Existence of a set of valid Busy-Beaver entries.

Question

In reference to 1961 paper "On Non Computable Functions" by T. Rado.

Motivation - Scott Aaronson's Who Can Name the Bigger Number?.

M is an n-state binary Turing machine. A valid BB-n entry is a set $(M,s)$ where M halts in exactly s steps. $E_n$ is the set of all valid BB-n entries. Since one cannot have both $(M,s_1) \in E_n$ and $(M,s_2) \in E_n$ for $s_1\not=s_2$, Rado concludes that $E_n$ is a subset of all possible n-state binary Turing machines which is finite and hence, $E_n$ is an exceptionally well-defined non-empty finite set. He proceeds to prove that some functions defined over $E_n$ are non-computable.

But because I'm aware of the Halting problem, I am unable to satisfactorily answer the following question : does $E_n$ exist? Let s be the number of steps required by M to halt when started on a blank tape.

Question 1. Can I say s does not exist?

If the answer is yes, then I can say (M,s) does not exist, and hence $E_n$ does not exist. If not, what can I say about s?

Question 2. If I do not want $E_n$ to exist, and in general sets that admit non-computable functions over them to exist, would I need to yank this statement : "every subset of a set is a set" out of my intuition? Is there an axiomatic system where everything that exists is computable?

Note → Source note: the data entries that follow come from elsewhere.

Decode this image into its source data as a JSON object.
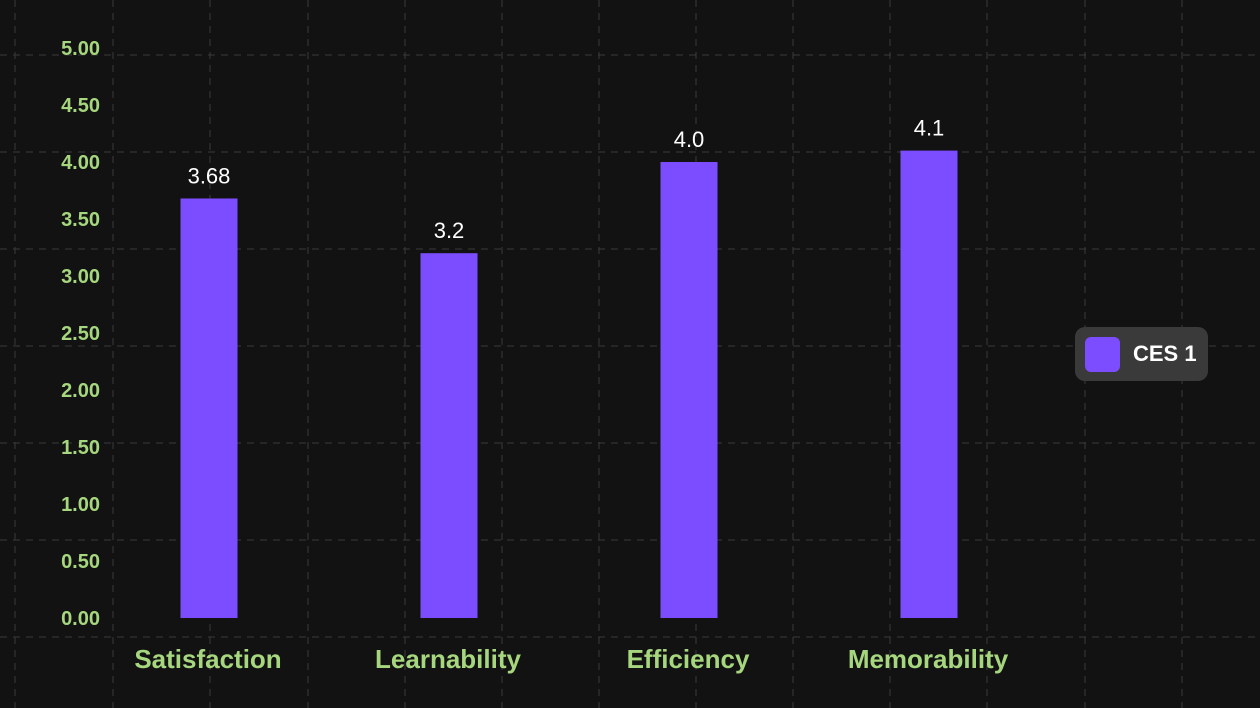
{
  "chart_data": {
    "type": "bar",
    "categories": [
      "Satisfaction",
      "Learnability",
      "Efficiency",
      "Memorability"
    ],
    "series": [
      {
        "name": "CES 1",
        "values": [
          3.68,
          3.2,
          4.0,
          4.1
        ],
        "value_labels": [
          "3.68",
          "3.2",
          "4.0",
          "4.1"
        ]
      }
    ],
    "y_ticks": [
      "0.00",
      "0.50",
      "1.00",
      "1.50",
      "2.00",
      "2.50",
      "3.00",
      "3.50",
      "4.00",
      "4.50",
      "5.00"
    ],
    "ylim": [
      0,
      5
    ],
    "grid": true,
    "legend_position": "right",
    "colors": {
      "background": "#121212",
      "bar": "#7c4dff",
      "grid": "#3a3a3a",
      "axis_text": "#a6d67e",
      "value_text": "#ffffff",
      "legend_bg": "#3a3a3a",
      "legend_text": "#ffffff"
    }
  }
}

I was a bit surprised about how easily Rado assumed the existence of $E_n$. When you can't even construct a set, it is not surprising that some functions over it are non-computable. I ask this question in the similar vein as Scott Aaronson asks Succinctly naming big numbers: ZFC versus Busy-Beaver, i.e "mathematical questions that are ultimately about finite processes" which don't include the likes of "CH, AC, the existence of large cardinals".

Answer 1

The question of whether a given fixed Turing machine $M$ halts or not is something that can be independent of our fundamental axioms of mathematics.

For example, let $M$ be the Turing machine that searches for a proof of a contradiction from ZFC, say, halting only upon finding one. One could in principle write down the specific instructions for such a machine.

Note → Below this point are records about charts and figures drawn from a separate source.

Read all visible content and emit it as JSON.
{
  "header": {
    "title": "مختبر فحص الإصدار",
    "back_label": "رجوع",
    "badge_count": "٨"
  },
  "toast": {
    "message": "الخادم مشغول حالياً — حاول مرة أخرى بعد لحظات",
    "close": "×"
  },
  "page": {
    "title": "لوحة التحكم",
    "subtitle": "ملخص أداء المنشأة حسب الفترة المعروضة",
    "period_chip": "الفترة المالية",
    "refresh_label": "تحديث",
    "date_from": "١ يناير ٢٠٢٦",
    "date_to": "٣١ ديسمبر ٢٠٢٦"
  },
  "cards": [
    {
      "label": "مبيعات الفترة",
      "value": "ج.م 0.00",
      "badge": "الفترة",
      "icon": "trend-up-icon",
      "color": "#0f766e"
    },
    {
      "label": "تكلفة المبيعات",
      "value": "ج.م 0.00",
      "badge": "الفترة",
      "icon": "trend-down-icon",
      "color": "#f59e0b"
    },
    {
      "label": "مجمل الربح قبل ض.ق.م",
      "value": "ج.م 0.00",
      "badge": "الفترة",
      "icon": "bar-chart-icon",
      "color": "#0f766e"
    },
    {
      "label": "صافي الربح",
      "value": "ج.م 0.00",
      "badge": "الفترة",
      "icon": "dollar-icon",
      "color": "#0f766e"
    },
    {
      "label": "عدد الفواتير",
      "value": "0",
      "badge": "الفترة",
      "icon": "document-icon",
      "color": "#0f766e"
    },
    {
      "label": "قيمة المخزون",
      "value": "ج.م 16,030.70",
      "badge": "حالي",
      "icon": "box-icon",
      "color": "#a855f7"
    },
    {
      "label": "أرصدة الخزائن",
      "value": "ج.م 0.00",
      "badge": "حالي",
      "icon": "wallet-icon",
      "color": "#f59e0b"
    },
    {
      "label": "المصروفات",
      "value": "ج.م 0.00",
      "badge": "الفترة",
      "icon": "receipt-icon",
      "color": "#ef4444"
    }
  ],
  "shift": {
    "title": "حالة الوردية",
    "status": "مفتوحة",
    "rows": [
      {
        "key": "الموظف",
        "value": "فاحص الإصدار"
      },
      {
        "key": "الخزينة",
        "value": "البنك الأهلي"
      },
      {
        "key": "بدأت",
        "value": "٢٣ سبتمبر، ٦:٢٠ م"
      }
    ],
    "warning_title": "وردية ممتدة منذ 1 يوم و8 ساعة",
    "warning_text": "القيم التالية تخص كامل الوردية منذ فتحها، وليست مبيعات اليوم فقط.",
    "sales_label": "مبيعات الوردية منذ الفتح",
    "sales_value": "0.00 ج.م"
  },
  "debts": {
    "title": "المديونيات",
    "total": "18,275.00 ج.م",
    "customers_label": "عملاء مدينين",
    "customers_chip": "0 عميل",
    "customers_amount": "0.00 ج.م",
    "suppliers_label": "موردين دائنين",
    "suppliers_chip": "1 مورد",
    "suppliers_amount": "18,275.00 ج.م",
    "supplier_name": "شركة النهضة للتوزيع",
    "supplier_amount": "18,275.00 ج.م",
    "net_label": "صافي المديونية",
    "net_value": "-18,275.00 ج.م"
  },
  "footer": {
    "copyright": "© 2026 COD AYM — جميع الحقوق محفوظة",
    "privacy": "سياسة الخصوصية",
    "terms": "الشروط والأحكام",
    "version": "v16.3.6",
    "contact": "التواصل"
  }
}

And in a universe in which ZFC is consistent, then $M$ never halts. But by the incompleteness theorem, if ZFC is consistent, then there are universes in which ZFC is true, but Con(ZFC) is false, and in such a universe, $M$ does halt.

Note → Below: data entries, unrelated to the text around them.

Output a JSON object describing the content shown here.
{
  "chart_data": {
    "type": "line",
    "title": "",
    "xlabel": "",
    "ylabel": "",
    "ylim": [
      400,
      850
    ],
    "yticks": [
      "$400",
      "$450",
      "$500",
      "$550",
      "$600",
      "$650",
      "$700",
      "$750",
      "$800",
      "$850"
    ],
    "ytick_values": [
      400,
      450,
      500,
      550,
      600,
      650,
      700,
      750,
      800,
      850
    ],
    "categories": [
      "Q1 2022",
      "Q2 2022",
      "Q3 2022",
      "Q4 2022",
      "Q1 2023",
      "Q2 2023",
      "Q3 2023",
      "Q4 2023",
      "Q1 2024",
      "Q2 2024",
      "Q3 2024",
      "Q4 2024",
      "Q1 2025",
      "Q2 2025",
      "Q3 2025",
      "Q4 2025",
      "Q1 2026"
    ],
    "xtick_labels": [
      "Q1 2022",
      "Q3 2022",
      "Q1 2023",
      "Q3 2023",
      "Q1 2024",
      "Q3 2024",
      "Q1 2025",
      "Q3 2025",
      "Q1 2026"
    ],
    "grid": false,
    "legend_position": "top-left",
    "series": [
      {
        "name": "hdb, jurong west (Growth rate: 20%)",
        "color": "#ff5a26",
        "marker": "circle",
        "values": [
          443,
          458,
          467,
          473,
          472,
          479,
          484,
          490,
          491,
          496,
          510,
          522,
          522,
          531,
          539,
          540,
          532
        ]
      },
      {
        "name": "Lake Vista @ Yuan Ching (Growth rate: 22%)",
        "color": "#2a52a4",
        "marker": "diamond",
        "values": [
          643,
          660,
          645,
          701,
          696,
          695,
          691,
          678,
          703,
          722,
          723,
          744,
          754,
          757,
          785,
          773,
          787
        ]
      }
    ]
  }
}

Thus, the question of whether $s$ exists for a given machine $M$ that we can write down is something that can be independent of our axioms. And strengthening the theory doesn't really solve the problem, since the same argument will apply to the stronger theory.

More generally, although the collection of $n$-state programs that halt is a finite set, and therefore the halting times of the programs in this set is definitely bounded by some finite number, and we can easily prove that it is bounded, nevertheless the specific lower bounds that we can provide for how long the computations proceed will depend on our background theory.

The situation is that stronger and stronger theories may prove higher and higher lower bounds on the value of how long $n$-state programs can run while still halting. No theory (computably axiomatized consistent) will be able to prove the optimal values for the busy beaver function, since if there were such a theory, then by searching for proofs we would be able to compute those values, which we provably cannot. So the stronger and stronger theories will continually settle additional halting instances pushing the values of the busy beaver function still higher.

So we can easily prove that $E_n$ exists, since it is determined by the set of $n$-state programs that halt and their running times. The thing we sometimes cannot prove is whether a given machine $M$ is in $E_n$ or not. A weak theory may not be able to prove that $M$ halts, even when a stronger theory is able to do so.

Answer 2

The issue your raising is the distinction between existence and computability.

The set $E_n$ is uncomputable, but it clearly exists because every machine must either (A) halt or (B) not halt. A machine cannot both halt AND not halt.

An analogous situation would be if I took 10 coins and put them in a box and shook it and proclaimed that $X$ = the number of heads-up coins in the box before I opened the box. Now clearly $X$ exists and is well-defined, but I cannot know it until I open the box (assuming the coins are suitably random).